Les bons boutons

Au lendemain des élections d’octobre 1973, Robert Bourassa n’imaginait certainement pas qu’après avoir fait élire 102 députés, il allait être chassé du pouvoir et battu dans sa propre circonscription trois ans plus tard par un parti qui n’en comptait que 6 et dont le chef avait échoué pour une deuxième fois de suite à faire son entrée à l’Assemblée nationale.

L’avenir semblait pourtant radieux pour les libéraux. Dans son discours sur le budget de mars 1974, le ministre des Finances Raymond Garneau se félicitait de l’« année exceptionnelle » que l’économie du Québec venait de traverser, et il prévoyait qu’en dépit de la crise du pétrole et de la hausse des prix qu’elle entraînait, la croissance se poursuivrait, notamment grâce aux investissements à la Baie-James.

Pour répondre à la montée du nationalisme, le gouvernement libéral allait bientôt faire adopter la loi 22, qui ferait du français la langue officielle du Québec, et M. Bourassa réclamait qu’Ottawa reconnaisse sa « souveraineté culturelle ». Même le système de santé donnait satisfaction à la population depuis la création du régime d’assurance maladie. C’est dire !

À tous égards, le PLQ se trouvait dans une situation au moins aussi confortable que celle dans laquelle la Coalition avenir Québec peut être aujourd’hui. En 1976, le Parti québécois est néanmoins parvenu à convaincre les électeurs qu’un changement de gouvernement était nécessaire et qu’il constituait une solution de rechange valable, malgré la crainte que pouvait inspirer la perspective d’un référendum sur la souveraineté-association. Même les gouvernements qui paraissent invulnérables ont leur talon d’Achille.

La différence — et elle est de taille — est que le PQ constituait la seule autre option possible, même si l’élection de deux députés avait accordé un sursis au Parti créditiste. En 2018, la CAQ a cependant démontré qu’en dépit de la multiplication des partis, un fort désir de changement peut provoquer un ralliement autour de celui qui réussit à appuyer sur les bons boutons.

Il a fallu moins de trois semaines à Marc Tanguay pour démontrer que les libéraux devront chercher leur nouveau chef ailleurs. Que ce soit dans sa tentative de rapatrier Marie-Claude Nichols ou sur la question du serment au roi, il a fait sienne la méthode essai-erreur qui a causé la perte de Dominique Anglade.
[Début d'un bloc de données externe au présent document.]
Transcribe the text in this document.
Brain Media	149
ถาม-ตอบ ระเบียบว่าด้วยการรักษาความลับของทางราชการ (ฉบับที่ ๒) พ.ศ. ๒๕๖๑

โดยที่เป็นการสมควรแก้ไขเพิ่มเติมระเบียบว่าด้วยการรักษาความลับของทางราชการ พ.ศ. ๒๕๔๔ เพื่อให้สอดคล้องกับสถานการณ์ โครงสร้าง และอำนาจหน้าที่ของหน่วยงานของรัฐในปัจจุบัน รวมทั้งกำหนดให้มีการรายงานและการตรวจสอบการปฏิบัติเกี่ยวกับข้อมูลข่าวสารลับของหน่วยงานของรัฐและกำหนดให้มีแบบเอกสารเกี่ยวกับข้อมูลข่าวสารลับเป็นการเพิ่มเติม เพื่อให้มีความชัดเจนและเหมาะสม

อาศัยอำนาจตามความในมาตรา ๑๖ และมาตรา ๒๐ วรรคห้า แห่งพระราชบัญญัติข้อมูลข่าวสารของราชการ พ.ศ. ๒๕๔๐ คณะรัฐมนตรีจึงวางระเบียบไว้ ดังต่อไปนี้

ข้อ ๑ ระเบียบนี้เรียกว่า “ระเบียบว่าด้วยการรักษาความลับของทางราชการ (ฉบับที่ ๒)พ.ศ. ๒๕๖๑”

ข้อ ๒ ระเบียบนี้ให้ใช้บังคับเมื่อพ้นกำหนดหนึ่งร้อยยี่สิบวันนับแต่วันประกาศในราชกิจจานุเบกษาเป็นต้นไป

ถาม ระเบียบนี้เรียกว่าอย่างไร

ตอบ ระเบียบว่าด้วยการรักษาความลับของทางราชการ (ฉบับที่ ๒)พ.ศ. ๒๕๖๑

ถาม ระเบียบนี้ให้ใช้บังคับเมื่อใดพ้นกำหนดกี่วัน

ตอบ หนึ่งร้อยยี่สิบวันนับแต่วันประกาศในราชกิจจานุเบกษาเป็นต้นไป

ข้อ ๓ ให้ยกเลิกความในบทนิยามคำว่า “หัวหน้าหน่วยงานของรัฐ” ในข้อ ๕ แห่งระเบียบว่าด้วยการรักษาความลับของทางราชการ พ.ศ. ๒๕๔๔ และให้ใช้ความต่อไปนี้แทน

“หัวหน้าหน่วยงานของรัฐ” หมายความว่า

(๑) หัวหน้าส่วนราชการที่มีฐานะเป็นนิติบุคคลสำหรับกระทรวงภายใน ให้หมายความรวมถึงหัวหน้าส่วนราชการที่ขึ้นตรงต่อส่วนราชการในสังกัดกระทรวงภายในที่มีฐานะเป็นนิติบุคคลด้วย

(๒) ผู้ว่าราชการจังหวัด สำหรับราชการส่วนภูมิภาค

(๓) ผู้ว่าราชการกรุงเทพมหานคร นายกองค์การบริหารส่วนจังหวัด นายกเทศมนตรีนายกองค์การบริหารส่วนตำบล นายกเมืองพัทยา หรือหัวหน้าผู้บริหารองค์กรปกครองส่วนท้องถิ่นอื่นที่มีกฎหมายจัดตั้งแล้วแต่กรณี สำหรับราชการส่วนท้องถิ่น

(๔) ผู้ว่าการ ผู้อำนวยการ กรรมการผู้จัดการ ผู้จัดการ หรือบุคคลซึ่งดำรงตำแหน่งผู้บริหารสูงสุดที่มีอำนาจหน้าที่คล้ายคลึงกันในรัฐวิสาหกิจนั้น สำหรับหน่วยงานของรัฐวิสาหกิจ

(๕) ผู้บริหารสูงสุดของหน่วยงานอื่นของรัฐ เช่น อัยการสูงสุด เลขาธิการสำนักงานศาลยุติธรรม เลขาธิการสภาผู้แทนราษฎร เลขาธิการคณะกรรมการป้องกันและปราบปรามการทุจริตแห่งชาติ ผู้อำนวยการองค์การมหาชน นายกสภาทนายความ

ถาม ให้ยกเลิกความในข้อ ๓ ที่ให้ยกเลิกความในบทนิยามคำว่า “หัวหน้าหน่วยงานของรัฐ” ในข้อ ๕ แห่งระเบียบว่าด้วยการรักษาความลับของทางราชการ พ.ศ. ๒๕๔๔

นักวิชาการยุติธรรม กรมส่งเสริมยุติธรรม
Certes, on ne s’attend pas à voir le PLQ se métamorphoser du jour au lendemain, mais M. Tanguay aurait quand même pu faire un petit effort d’imagination plutôt que d’amorcer les deux premières périodes de questions de la nouvelle législature en reprenant mot à mot la question sur la pénurie de main-d’oeuvre que Mme Anglade avait adressée presque quotidiennement au premier ministre François Legault pendant des semaines. Le problème du PLQ est qu’il ne semble même plus savoir où est le tableau de bord.

M. Legault cherche peut-être à créer de la bisbille au sein de Québec solidaire en insistant sur le « recentrage » de Gabriel Nadeau-Dubois, qui a fait des méfaits de l’inflation son cheval de bataille, mais il préférait sûrement lui reprocher d’être un rêveur ou un woke plutôt que d’avoir à l’affronter sur le plancher des vaches.

Ce serait en effet une très mauvaise nouvelle pour la CAQ de voir les militants solidaires tirer les leçons des résultats du 3 octobre et laisser leur porte-parole peser sur les bons boutons, quitte à délaisser le romantisme révolutionnaire.

Sur le plan médiatique, malgré sa députation réduite, le PQ a réussi à éclipser les autres partis d’opposition au cours des deux derniers mois, si on excepte la mauvaise publicité dont les libéraux se seraient bien passés. Paul St-Pierre Plamondon se dit impatient de siéger à l’Assemblée nationale, mais le temps de parole limité que ses adversaires ont convenu d’imposer au PQ lui pose un sérieux défi.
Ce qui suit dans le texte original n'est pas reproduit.